Die Idee der wurde von Rudolf Steiner in der Zeit von 1917 bis 1922 entwickelt. Die erste Phase kann als politische charakterisiert werden, in der Rudolf Steiner sich während des immer aussichtsloser tobenden 1. Weltkrieges an die führenden Kräfte des Deutschen und des Habsburger Reiches wendet. Steiner geht es zunächst darum, dass von den mitteleuropäischen Staaten eine Friedensmission mit einem geistigen Erneuerungsimpuls verknüpft wird. Nur dadurch würde eine moralische Basis geschaffen, die stark genug sei, um bei Friedensverhandlungen eine eigenständige Position wahren zu können. Die Möglichkeit ergab sich daraus, dass Ende Mai 1917 Otto Graf Lerchenfeld an Rudolf Steiner mit der Frage herantrat, was Deutschland, dessen Regierung er als immer kopfloser und desorientierter erlebte, tun könne, um aus der fürchterlichen Misere des Krieges herauszukommen. Auf diese Frage hin entwickelte ihm Rudolf Steiner in einem dreistündigen Gespräch die Idee der sozialen Dreigliederung. Steiner hatte an diesen Fragen über dreißig Jahre gearbeitet aber erst jetzt gab ihm die Frage des Grafen Gelegenheit, diese Idee auszuformulieren. Otto Graf Lerchenfeld war so beindruckt von den Gedanken, dass er Rudolf Steiner bat, die Grundzüge der Idee in einem Memorandum zusammenzufassen, mit dem er an einflussreiche Persönlichkeiten in Berlin herantreten und Gespräche vermitteln könne. Daraufhin verfasste Rudolf Steiner zwei Memoranden: Das erste war auf die Situation des Deutschen Kaiserreichs zugeschnitten, das zweite auf Situation des Habsburger Reiches. Ein Gespräch mit Lerchenfelds Schulfreund Richard von Kühlmann, der eine heute dem Außenminister entsprechende Position im Deutschen Reich bekleidete, wurde arrangiert. Graf Ludwig Polzer Hoditz überbrachte das 2. Memorandum seinem Bruder Arthur Polzer Hoditz, dem Kabinettchef des jungen Kaiser Karl I von Österreich. Anfang 1918 wurde ein Gespräch mit Prinz Max von Baden ermöglicht, der am 3. Oktober der letzte Kanzler des Kaiserreichs wurde. Max von Baden muss sehr beindruckt von dem Gespräch gewesen sein, denn er suchte Rudolf Steiner kurz vor seinem Amtsantritt noch einmal zu einer Beratung auf.

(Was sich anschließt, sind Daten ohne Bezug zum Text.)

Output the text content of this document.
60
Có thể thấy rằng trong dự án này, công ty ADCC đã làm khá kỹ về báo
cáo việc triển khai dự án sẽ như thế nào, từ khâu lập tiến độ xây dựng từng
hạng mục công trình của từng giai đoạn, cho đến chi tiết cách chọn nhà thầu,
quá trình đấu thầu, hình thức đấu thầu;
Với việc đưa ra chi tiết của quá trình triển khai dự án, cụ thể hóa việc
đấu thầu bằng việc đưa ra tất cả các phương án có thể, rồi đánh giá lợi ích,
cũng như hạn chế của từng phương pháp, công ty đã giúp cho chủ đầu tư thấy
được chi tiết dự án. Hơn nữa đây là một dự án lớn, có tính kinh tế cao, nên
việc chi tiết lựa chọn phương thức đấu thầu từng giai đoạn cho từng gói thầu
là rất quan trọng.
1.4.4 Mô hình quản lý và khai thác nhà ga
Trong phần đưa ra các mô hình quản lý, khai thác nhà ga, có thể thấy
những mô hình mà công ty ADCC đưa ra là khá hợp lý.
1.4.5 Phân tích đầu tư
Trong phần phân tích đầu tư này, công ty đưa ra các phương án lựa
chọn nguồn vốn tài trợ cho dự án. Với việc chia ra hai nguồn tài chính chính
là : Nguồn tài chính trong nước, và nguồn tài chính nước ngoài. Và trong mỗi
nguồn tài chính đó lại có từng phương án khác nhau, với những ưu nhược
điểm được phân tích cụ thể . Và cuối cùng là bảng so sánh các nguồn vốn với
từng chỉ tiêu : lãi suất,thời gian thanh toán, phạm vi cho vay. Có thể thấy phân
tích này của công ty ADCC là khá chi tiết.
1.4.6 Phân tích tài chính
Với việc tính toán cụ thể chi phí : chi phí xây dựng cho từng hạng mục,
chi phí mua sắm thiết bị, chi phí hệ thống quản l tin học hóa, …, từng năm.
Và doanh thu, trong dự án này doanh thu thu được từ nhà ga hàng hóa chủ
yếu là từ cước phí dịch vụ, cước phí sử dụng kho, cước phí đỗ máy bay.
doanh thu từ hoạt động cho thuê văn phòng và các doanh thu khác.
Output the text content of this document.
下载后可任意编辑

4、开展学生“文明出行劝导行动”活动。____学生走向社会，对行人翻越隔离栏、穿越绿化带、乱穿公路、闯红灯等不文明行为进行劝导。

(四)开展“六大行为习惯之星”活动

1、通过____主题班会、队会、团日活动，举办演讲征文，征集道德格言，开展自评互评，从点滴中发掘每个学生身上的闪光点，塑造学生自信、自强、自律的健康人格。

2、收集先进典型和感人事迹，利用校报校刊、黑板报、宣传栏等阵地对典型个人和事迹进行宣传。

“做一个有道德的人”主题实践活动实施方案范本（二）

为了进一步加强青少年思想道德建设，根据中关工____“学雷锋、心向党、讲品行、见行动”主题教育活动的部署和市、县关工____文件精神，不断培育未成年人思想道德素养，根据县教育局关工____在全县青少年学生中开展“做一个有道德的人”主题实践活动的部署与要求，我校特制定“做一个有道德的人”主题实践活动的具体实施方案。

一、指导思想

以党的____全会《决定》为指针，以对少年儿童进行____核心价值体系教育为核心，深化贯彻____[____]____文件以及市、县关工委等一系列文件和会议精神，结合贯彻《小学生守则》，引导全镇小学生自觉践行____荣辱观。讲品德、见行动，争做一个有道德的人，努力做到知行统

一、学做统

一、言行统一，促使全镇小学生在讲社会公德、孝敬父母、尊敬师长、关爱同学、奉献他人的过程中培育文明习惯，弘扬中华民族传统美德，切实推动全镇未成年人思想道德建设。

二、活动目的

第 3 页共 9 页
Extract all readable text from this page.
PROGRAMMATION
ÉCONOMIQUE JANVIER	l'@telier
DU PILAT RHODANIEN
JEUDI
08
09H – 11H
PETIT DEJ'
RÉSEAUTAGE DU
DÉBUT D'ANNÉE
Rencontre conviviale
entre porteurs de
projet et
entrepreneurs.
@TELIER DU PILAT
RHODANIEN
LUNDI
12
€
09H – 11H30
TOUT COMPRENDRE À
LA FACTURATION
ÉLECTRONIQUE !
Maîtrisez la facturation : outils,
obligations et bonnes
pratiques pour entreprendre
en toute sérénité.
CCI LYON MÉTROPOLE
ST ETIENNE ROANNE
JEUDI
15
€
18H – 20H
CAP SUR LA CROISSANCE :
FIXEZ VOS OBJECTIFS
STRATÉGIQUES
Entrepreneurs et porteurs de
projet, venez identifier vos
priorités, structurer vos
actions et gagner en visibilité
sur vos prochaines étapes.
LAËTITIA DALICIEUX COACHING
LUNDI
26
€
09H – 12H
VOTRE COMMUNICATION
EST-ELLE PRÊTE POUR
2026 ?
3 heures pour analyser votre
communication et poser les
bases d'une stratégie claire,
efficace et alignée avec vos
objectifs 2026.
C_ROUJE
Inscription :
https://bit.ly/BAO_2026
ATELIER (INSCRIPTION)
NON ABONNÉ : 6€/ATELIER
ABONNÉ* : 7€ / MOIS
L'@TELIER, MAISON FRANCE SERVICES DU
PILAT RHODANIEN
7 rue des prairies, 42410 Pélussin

Steiner versuchte den politischen Führern deutlich zu machen, dass von dem 14-Punkte Programm Woodrow Wilsons eine riesige Gefahr für die Staaten Mitteleuropas ausging und dass, wenn man darauf einging, dieses zur Aufgabe deren Eigenständigkeit führen würde. Obwohl alle diese Persönlichkeiten den Ideen Steiners ein gewisses Interesse entgegenbrachten, reichte ihre Kraft nicht aus, sich aktiv für sie einzusetzen. Der äußere Druck in ihrem politischen Umfeld war einfach zu groß, als dass ihnen ein beherztes Eintreten für diese Gedanken möglich gewesen wäre.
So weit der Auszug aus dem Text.